Been thinking quote a bit about this topic as we go into rebuilding the Museum's website. When doing my doctorate came across a quote that nicely encapsulates the focus we should be having: not asking how many people visit, but how valuable are their visits (reference to follow – can't lay my hands on t at the moment).
In our Museums and the Web paper Angelina and I look at different ways on-line users have been classified, and report on studies at the Australian Museum that have attempted to unpack these findings further. Seb Chan's paper, Towards New Metrics of Success For On-Line Museum Projects, argues for a more holistic way to look at on-line visitation, using new tools and broadening the segmentations first proposed by Peacock and Bronwbill.

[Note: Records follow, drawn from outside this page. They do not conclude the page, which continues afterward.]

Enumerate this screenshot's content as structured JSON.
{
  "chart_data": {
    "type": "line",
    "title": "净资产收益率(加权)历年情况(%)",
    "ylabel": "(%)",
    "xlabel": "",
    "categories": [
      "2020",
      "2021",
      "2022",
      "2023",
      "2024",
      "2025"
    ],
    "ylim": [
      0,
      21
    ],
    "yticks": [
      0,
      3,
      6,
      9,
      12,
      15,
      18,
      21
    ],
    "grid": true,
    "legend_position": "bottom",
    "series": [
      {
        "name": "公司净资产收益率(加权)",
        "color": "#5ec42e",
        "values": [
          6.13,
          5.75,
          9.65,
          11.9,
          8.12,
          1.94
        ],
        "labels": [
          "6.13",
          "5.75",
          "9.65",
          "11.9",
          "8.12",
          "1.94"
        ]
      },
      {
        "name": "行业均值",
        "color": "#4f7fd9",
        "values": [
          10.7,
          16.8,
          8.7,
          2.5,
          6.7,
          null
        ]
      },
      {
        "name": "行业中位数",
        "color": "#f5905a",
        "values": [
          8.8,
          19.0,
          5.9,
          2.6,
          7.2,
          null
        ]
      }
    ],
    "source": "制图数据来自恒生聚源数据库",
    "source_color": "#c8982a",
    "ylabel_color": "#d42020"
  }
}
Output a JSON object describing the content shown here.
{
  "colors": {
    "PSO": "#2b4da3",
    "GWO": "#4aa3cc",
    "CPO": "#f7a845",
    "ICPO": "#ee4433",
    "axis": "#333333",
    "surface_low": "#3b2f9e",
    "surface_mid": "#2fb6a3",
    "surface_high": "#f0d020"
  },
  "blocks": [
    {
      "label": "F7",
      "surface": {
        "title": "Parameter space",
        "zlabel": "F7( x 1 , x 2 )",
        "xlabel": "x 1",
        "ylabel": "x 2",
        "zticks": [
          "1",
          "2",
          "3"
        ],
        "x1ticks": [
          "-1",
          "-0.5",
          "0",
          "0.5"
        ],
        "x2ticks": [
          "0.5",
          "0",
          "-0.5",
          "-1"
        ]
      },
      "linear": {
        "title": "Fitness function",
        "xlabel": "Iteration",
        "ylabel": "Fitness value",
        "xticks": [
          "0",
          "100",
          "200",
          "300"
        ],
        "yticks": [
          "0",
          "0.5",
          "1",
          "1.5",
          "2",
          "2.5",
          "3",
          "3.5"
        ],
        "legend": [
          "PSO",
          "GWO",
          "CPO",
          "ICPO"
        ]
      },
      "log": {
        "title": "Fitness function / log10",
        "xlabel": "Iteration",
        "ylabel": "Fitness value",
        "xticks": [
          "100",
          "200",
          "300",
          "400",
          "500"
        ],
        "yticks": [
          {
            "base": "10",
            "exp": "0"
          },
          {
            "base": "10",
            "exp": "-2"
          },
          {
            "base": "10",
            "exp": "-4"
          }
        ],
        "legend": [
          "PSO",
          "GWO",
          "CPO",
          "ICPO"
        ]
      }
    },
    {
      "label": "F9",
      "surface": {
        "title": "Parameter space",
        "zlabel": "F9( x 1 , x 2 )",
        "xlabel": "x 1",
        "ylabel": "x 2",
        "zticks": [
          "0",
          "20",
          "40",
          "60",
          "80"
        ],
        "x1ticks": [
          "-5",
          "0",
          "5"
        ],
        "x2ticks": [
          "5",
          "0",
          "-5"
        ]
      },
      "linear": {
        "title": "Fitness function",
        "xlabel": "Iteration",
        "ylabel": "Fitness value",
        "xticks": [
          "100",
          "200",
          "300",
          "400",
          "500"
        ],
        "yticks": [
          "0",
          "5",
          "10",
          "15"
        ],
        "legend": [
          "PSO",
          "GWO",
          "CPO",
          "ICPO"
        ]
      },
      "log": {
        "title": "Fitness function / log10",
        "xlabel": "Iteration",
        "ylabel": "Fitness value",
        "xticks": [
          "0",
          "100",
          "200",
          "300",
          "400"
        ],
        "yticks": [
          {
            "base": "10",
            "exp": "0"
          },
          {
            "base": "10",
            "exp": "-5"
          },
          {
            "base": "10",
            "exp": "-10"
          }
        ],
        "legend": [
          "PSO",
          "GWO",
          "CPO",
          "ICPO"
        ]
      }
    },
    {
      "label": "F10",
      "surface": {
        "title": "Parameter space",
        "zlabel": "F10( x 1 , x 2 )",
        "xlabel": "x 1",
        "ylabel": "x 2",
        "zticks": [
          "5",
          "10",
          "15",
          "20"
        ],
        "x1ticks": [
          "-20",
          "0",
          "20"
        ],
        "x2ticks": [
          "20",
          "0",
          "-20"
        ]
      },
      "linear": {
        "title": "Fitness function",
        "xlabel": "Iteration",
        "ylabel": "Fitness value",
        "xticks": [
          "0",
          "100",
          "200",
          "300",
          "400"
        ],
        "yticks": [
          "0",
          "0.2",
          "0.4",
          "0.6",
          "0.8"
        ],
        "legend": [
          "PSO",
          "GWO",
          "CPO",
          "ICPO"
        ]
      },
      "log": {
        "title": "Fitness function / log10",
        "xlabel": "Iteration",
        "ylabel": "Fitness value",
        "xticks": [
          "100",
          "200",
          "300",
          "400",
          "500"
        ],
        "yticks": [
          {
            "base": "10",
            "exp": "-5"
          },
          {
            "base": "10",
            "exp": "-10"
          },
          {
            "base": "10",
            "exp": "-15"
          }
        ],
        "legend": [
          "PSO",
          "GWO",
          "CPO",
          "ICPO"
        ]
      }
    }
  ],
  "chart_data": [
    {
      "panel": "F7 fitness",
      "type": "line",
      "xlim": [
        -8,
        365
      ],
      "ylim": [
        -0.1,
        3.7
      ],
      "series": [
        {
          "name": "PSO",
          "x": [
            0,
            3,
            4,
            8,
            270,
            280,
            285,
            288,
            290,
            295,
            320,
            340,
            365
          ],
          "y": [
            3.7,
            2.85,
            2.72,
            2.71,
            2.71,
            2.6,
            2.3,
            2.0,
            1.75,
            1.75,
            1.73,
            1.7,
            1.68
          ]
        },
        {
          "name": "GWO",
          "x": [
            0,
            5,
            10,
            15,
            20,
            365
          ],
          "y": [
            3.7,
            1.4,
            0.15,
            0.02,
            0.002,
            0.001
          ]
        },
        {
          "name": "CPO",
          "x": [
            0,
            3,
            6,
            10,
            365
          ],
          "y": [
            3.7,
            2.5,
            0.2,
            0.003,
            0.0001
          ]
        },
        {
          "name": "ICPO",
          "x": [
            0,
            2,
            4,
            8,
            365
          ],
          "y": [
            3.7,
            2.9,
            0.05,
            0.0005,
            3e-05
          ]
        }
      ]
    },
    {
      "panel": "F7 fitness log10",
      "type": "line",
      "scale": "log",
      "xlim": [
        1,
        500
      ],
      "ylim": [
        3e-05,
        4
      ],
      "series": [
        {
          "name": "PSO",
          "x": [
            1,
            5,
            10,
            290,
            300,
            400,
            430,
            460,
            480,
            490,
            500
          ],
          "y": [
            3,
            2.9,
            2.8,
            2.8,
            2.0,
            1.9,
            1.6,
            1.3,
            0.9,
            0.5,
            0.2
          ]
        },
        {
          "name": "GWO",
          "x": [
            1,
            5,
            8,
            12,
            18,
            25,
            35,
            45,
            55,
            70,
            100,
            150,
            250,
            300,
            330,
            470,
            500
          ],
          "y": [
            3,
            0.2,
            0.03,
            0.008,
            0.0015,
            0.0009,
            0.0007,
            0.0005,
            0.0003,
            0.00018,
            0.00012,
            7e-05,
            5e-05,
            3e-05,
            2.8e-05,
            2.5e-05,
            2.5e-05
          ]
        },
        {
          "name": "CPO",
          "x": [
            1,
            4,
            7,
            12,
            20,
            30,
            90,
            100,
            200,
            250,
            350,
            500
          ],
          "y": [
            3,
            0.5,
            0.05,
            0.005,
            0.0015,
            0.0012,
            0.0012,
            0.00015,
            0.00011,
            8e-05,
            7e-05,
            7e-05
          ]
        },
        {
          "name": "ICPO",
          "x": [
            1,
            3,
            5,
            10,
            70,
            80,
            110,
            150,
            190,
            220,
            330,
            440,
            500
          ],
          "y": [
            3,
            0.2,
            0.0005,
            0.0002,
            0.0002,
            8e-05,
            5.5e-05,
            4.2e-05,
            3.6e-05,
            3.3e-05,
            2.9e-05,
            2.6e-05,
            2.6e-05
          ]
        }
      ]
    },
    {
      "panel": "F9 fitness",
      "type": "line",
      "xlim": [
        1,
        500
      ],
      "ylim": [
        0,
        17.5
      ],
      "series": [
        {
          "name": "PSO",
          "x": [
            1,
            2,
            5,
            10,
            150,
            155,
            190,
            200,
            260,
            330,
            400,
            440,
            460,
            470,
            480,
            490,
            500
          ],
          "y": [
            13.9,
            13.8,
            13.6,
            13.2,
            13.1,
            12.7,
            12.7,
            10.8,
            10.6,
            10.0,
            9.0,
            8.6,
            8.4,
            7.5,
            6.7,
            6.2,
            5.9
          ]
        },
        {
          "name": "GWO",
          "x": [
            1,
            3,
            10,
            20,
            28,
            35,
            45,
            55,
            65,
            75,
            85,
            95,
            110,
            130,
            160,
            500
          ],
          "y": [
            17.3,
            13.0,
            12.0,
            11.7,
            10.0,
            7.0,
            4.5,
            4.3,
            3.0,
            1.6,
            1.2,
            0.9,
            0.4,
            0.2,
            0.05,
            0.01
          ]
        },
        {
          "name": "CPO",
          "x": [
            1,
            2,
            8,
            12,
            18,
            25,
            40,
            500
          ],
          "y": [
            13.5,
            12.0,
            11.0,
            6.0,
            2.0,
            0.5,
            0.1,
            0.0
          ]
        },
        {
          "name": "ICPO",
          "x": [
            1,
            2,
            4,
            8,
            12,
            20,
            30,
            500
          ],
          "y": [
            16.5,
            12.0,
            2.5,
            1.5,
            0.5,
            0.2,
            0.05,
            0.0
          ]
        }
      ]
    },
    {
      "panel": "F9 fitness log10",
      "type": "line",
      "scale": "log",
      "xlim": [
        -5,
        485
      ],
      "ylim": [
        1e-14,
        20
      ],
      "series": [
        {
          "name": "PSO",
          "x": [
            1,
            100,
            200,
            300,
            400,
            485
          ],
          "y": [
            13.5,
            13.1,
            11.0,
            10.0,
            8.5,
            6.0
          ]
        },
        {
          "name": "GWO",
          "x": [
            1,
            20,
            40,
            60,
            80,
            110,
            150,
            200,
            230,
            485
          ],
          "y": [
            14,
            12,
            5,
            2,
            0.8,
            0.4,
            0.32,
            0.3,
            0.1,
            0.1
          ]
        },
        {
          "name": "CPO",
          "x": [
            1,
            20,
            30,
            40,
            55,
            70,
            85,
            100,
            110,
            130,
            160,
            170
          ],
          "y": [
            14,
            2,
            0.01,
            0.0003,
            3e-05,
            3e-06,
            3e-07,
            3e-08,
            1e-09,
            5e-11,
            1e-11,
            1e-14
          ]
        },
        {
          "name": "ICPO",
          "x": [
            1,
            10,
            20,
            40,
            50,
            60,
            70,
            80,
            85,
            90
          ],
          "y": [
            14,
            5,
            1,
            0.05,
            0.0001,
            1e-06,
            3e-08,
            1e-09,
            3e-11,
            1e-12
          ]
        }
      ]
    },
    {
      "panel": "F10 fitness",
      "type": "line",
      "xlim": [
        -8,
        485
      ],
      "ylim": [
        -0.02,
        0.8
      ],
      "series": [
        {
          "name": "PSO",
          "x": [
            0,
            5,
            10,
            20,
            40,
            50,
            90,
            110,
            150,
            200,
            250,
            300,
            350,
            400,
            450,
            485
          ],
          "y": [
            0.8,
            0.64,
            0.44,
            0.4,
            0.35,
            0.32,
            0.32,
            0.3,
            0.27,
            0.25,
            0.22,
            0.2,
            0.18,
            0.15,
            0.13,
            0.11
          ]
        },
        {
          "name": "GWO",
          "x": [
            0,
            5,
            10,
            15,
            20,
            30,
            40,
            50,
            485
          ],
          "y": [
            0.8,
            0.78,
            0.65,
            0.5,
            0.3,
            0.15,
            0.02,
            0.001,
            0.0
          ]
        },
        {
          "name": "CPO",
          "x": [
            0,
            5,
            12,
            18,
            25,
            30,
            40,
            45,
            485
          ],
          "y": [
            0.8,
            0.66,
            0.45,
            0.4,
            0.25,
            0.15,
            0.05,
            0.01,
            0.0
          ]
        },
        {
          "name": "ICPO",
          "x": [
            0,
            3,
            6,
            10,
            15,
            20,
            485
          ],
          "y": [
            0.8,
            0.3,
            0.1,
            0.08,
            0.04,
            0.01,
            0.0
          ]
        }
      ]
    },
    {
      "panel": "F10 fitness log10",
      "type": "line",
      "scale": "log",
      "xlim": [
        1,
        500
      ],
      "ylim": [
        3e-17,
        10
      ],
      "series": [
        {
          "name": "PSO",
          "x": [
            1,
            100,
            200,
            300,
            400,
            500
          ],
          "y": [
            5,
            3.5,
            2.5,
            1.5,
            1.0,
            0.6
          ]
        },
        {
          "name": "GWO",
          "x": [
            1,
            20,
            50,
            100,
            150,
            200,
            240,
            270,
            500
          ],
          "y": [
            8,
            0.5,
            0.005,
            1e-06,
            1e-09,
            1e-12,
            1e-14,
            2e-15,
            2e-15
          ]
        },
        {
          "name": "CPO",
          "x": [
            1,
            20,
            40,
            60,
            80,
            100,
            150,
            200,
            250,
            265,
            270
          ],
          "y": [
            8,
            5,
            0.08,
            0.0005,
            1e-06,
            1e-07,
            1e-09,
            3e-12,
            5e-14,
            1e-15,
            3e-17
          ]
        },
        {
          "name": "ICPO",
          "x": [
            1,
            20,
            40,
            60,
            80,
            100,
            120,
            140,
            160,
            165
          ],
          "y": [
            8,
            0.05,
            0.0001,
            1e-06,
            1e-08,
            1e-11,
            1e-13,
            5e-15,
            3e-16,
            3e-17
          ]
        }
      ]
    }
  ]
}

My Museum colleague, Russ Weakley, set out some ideas about ways to measure visitor engagement with our new website which seem to be quite useful on a broader scale. Here's some text from an email he sent about this issue:
We need to look at methods that measure quality rather than quantity. We may have 2 million visits a year (for now), but how many were satisfied? How many got what they wanted. How many engaged? ... More importantly, we will soon be focussing much more on HOW people are using the site and if we have made any financial gains, not how many people visit. This means looking at things like:
- how many comments?
- how many tags?
- how many discussions between users?
- how many questions have users answered for themselves?
- how many images have users uploaded?
- how many members do we have?
- how active are these members (do they join and never return)?
- how many people are being converted from free to paid membership!!!
- how many products have been sold?
- how many event pages have been visited due to site-wide advertising?
- how many real donations have been made via the website and why?
Russ also pointed out that we need to go beyond comparing ourselves to other museums and galleries to looking at how we compare to sites like Wikipedia, MySpace, Facebook, Flickr, YouTube, etc. More importantly, is how we compare to other sites that are producing similar nature focussed content (for our Museum) within the commercial and private sector.
So, much food for thought and I'll be keeping my eye on this one.
1 comment:
Brian, Fraser and Gabrielle's MW2008 paper, Social Presence: New Value for Museums and Networked Audiences has a nice bibliography with some metrics references. Boyd Ellison's paper on this website is a good one.